Explore Water

Aquatic Habitat Restoration

Providing technical assistance to parks in the design and conduct of aquatic habitat restoration projects is another active component of the National Park Service's Fisheries Program.

Large mountainous parks are usually located at the top of their watersheds and often their aquatic habitats have been little disturbed physically. However, many parks are at lower points in the watershed and can be greatly influenced by alterations to the rivers, streams, or lakes that occur both within and outside of the park. In addition, some areas within parks were altered prior to the area being designated as a national park unit. Therefore, many parks have a need to implement aquatic habitat restoration projects in order to return these areas to their natural condition.

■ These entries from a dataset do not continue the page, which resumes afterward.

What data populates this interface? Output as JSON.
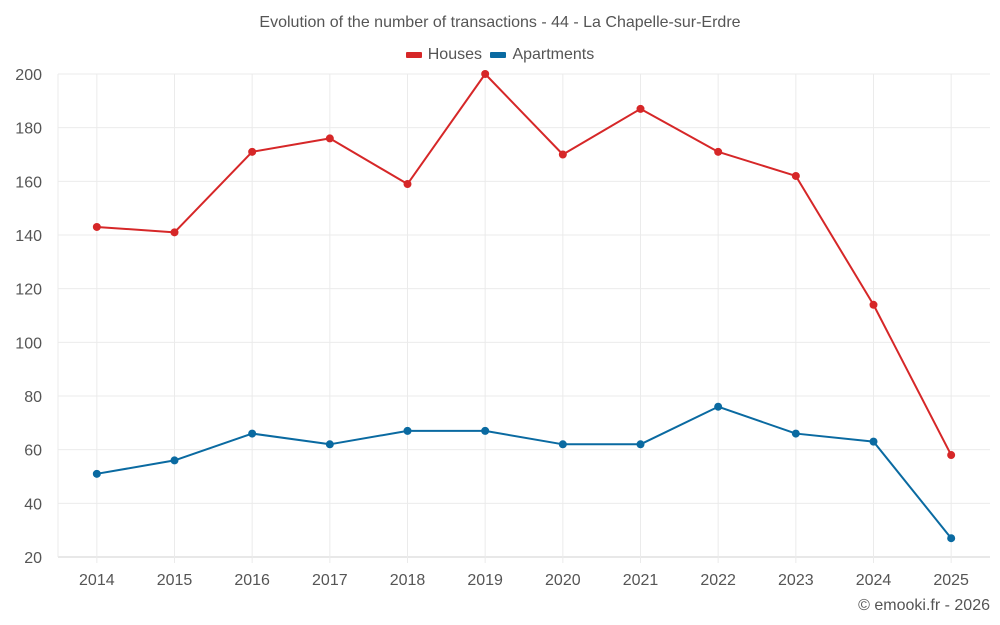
{
  "chart_data": {
    "type": "line",
    "title": "Evolution of the number of transactions - 44 - La Chapelle-sur-Erdre",
    "xlabel": "",
    "ylabel": "",
    "categories": [
      "2014",
      "2015",
      "2016",
      "2017",
      "2018",
      "2019",
      "2020",
      "2021",
      "2022",
      "2023",
      "2024",
      "2025"
    ],
    "series": [
      {
        "name": "Houses",
        "color": "#d62728",
        "values": [
          143,
          141,
          171,
          176,
          159,
          200,
          170,
          187,
          171,
          162,
          114,
          58
        ]
      },
      {
        "name": "Apartments",
        "color": "#0a6aa1",
        "values": [
          51,
          56,
          66,
          62,
          67,
          67,
          62,
          62,
          76,
          66,
          63,
          27
        ]
      }
    ],
    "ylim": [
      20,
      200
    ],
    "yticks": [
      20,
      40,
      60,
      80,
      100,
      120,
      140,
      160,
      180,
      200
    ],
    "grid": true,
    "legend_position": "top-center"
  },
  "footer": {
    "credit": "© emooki.fr - 2026"
  }
}
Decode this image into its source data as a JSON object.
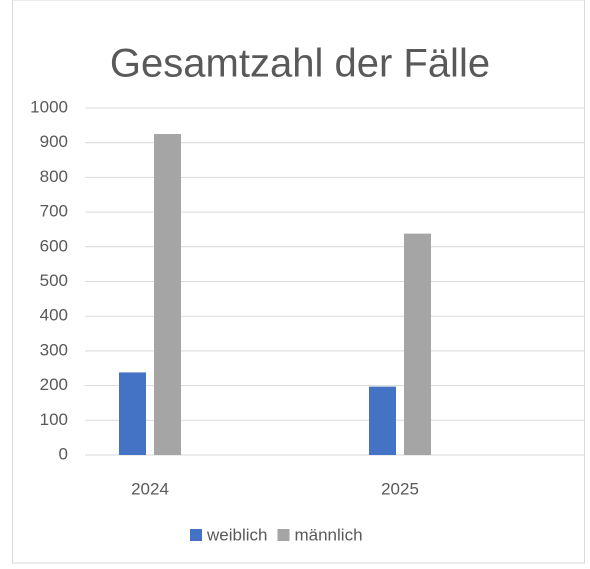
{
  "chart_data": {
    "type": "bar",
    "title": "Gesamtzahl der Fälle",
    "categories": [
      "2024",
      "2025"
    ],
    "series": [
      {
        "name": "weiblich",
        "color": "#4472c4",
        "values": [
          238,
          197
        ]
      },
      {
        "name": "männlich",
        "color": "#a5a5a5",
        "values": [
          925,
          638
        ]
      }
    ],
    "ylim": [
      0,
      1000
    ],
    "yticks": [
      0,
      100,
      200,
      300,
      400,
      500,
      600,
      700,
      800,
      900,
      1000
    ],
    "grid": true,
    "legend": "bottom"
  }
}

Aquatic habitat restoration projects have included such actions as restoring stream access for salmon and steelhead spawning migrations in Santa Monica Mountains National Recreation Area, Point Reyes National Seashore, and Redwoods National Park; recreating cover and woody debris in streams which have lost this valuable fish habitat due to logging and removal of streamside vegetation in Olympic National Park and Redwoods National Park; reestablishing natural stream bed channels and meanders in Glacier National Park, Golden Gate National Recreation Area, St Croix National Scenic Riverway, and Great Smoky Mountains National Park; dam removal, culvert replacements, and stream bank erosion control in Rocky Mountain National Park, Gettysburg National Historical Park, and Fort Laramie National Historic Site; and, reducing the hydrological and ecological impacts of commercial oyster farming at Point Reyes National Seashore.